Into the Woods of North America

Mexican gray wolf

The North America region of the Columbus Zoo is the largest and oldest part of the zoo.  This region, like many others at the zoo, give an authentic atmosphere as you are surrounded by woodlands, traveling dirt paths to rustic buildings resembling log cabins, with all of the enclosures accurately representing each animals native habitat.  Some of the animals you’ll find here are; black and brown bears, a pronghorn herd relaxing on a grassy hill, a lynx almost perfectly camouflaged amongst the brush, cougars dozing in hollowed out trees and in a large enclosure with a massive nest high up in the trees and a small waterfall feature below you can see Americas emblem, the majestic bald eagle perched high atop a sturdy branch.
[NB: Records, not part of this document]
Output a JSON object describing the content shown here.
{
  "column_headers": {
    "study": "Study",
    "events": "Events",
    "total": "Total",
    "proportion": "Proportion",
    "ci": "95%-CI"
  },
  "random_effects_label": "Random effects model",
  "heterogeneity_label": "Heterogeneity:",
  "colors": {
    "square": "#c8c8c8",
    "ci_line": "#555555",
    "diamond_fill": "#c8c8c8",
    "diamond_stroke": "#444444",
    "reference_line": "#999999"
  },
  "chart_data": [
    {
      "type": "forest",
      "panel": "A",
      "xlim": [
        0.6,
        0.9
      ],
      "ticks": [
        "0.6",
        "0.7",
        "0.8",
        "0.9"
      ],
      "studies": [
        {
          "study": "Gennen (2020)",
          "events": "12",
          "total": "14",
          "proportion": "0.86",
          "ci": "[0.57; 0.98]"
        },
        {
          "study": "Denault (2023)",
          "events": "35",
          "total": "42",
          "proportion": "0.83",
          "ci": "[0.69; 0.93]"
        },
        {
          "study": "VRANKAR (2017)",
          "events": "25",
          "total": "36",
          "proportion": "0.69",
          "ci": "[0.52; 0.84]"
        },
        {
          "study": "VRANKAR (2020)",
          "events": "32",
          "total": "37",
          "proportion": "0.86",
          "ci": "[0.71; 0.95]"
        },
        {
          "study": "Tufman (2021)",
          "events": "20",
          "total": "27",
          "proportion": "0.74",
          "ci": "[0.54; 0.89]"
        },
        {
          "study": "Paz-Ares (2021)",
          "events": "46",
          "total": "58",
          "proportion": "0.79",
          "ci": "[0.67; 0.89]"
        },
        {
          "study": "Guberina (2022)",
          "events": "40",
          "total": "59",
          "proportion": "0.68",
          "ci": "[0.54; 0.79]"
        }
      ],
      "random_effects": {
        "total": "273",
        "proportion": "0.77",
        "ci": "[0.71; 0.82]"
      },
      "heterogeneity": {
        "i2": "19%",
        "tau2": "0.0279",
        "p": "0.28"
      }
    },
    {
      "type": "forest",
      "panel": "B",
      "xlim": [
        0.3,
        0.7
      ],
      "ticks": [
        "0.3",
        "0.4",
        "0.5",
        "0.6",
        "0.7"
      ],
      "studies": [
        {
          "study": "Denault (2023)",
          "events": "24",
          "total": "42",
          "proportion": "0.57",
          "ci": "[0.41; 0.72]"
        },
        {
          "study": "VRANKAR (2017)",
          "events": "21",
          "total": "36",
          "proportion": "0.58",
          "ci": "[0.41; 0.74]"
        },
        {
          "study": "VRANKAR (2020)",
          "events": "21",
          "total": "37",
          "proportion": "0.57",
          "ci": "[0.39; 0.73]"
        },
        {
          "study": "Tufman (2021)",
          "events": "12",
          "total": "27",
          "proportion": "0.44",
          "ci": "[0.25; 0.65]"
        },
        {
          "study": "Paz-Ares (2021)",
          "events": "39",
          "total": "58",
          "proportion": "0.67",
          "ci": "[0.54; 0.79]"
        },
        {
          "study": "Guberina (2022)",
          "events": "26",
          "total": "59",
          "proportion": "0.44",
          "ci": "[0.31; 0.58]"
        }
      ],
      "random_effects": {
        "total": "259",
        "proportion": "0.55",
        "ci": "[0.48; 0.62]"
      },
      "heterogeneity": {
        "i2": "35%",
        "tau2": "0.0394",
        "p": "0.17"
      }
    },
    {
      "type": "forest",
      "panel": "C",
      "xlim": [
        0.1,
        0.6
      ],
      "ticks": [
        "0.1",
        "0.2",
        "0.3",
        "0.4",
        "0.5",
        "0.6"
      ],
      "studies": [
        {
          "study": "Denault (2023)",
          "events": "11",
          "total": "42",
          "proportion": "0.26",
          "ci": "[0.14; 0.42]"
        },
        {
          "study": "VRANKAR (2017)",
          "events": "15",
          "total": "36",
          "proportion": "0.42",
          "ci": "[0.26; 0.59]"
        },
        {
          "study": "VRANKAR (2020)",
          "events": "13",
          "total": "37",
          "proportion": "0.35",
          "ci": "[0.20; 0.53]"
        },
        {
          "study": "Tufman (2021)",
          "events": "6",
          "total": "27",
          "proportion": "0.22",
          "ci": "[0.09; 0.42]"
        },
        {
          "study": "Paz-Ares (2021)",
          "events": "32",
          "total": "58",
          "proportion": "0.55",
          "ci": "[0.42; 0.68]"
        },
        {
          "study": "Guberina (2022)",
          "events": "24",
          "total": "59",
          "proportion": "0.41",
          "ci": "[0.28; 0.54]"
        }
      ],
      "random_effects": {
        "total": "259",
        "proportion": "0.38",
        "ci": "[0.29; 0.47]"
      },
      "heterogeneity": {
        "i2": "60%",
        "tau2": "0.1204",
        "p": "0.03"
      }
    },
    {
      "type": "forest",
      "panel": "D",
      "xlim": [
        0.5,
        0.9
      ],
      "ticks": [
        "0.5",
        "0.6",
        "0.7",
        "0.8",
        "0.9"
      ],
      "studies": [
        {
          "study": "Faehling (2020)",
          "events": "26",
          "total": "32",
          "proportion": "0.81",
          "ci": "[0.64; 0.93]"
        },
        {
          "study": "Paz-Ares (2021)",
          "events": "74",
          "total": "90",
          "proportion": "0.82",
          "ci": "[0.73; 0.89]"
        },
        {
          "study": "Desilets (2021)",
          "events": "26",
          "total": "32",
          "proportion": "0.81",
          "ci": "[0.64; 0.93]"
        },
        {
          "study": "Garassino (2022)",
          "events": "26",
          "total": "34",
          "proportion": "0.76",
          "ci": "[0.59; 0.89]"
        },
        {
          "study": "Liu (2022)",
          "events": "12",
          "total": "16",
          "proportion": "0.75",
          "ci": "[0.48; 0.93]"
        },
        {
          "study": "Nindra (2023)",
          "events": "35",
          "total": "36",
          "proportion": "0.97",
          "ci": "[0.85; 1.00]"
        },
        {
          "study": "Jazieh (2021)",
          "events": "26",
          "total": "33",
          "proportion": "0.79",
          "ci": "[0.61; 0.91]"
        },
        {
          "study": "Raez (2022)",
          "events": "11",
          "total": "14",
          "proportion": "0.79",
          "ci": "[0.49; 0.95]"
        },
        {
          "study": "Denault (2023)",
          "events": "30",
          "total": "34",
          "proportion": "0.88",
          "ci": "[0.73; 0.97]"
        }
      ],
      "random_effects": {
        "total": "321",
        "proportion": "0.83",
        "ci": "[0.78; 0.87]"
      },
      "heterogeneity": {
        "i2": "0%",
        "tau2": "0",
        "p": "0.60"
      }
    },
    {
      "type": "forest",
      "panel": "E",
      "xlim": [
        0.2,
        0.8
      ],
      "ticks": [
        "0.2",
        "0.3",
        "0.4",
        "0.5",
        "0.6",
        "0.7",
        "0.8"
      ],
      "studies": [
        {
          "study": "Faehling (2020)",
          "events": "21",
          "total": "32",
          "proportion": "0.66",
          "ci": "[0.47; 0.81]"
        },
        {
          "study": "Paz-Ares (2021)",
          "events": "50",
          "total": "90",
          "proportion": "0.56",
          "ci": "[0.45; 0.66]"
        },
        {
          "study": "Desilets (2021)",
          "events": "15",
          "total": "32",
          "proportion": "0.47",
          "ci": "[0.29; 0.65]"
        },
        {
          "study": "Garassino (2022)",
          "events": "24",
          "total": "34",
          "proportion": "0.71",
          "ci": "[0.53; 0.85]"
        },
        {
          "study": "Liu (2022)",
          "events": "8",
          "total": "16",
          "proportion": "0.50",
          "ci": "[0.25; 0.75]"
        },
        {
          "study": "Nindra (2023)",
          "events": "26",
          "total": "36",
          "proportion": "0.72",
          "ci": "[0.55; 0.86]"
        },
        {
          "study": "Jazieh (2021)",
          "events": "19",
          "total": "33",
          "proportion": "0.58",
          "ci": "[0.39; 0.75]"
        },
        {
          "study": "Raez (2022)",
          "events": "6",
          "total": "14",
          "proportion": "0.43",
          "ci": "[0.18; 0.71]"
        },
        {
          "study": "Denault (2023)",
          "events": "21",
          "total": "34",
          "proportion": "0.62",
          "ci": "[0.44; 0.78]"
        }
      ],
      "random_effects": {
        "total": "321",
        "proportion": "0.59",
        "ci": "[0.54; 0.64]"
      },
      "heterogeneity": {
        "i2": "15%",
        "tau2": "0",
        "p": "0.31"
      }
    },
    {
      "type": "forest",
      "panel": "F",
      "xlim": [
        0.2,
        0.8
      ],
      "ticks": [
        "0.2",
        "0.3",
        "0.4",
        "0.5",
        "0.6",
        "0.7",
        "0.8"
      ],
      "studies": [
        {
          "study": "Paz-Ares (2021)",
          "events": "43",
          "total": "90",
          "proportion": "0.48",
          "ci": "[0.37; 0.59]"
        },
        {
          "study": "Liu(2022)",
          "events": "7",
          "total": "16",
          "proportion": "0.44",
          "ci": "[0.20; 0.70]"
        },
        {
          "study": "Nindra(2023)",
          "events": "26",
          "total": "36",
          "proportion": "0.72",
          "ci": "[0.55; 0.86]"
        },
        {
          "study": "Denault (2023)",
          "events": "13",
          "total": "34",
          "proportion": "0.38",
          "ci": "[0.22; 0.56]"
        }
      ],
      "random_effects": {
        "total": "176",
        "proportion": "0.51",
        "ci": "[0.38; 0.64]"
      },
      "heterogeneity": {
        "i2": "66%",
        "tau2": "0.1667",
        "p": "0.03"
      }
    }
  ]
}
Just past the eagle in the North American river otter enclosure with underwater viewing which is a perfect way to watch these energetic animals literally play in the water, then up and out on land slinking along with their long slender bodies and then back into the water to swim by like mini torpedoes.

Another beautiful feature of the North American exhibit is a 10,000 square foot aviary, home to over 40 species of migratory songbirds.  Walking through this exhibit is tranquil with different types of trees to peer into in search of one of the attractive songbirds like cardinals, jays, waxwings, tanagers, warblers and the classic robin.  This aviary serves as a rehabilitation facility to native birds as well as being a tribute to renowned conservationist Rachel Carson.

One of the big attractions for me in the North American exhibit was the Mexican wolves.  In a large enclosure at the entrance into the exhibit is home to a pack of Mexican wolves, the smallest subspecies of the gray wolf.  Though once ranging from the Sonoran Desert of Mexico to Texas and Arizona, the Mexican gray wolf was eliminated in the wild due to a loss of their natural prey as well as from trappers, being shot and poisoned.  Today there are an estimated 340 Mexican wolves surviving in 49 facilities in Mexico and the United States.  Columbus Zoo is one such facility that runs a breeding program with the goal of having a population of 100 living in what was once their native home range.  Since 1992 there have been 29 successful pups born, just another great achievement from a zoological park in the hopes to reintroduce and regain a lost population of wild animals.

bearsA recent accomplishment for the Columbus Zoo is the opening, in May 2010, of their Polar Frontier exhibit.  The star enclosure is the 1.3 acre yard with two pools, one being 167,000 gallons with an underwater viewing area for visitors, full of large rocks, lush grass, trees and dens, all for the zoos two polar bears.  But for us the stars of this exhibit weren’t the polar bears who were relaxing on their hefty rocks overlooking their pool, it was their neighbours.  Next to the polar bears was another large enclosure with a waterfall flowing into a huge pool, also with underwater viewing, surrounded by beautiful river rocks and home to Brutus and Buckeye.  Who and what are Brutus and Buckeye?  They’re Columbus Zoo’s brown bear brothers, these teenagers are massive animals weighing about 850lbs and standing 8 feet tall.  At the time of our visit we were fortunate enough to be there for what seemed to obviously be play time.  A crowd quickly materialized around the glass wall separating us from enormous strength pawed with delicate playfulness as Brutus and Buckeye rough housed in the water like typical teenagers.  Standing mostly submerged in the water with only their giant heads and paws above, casually swatting the others opened mouth full of large teeth that appeared to be smiling for the endless camera flashes as the crowd watched on in awe.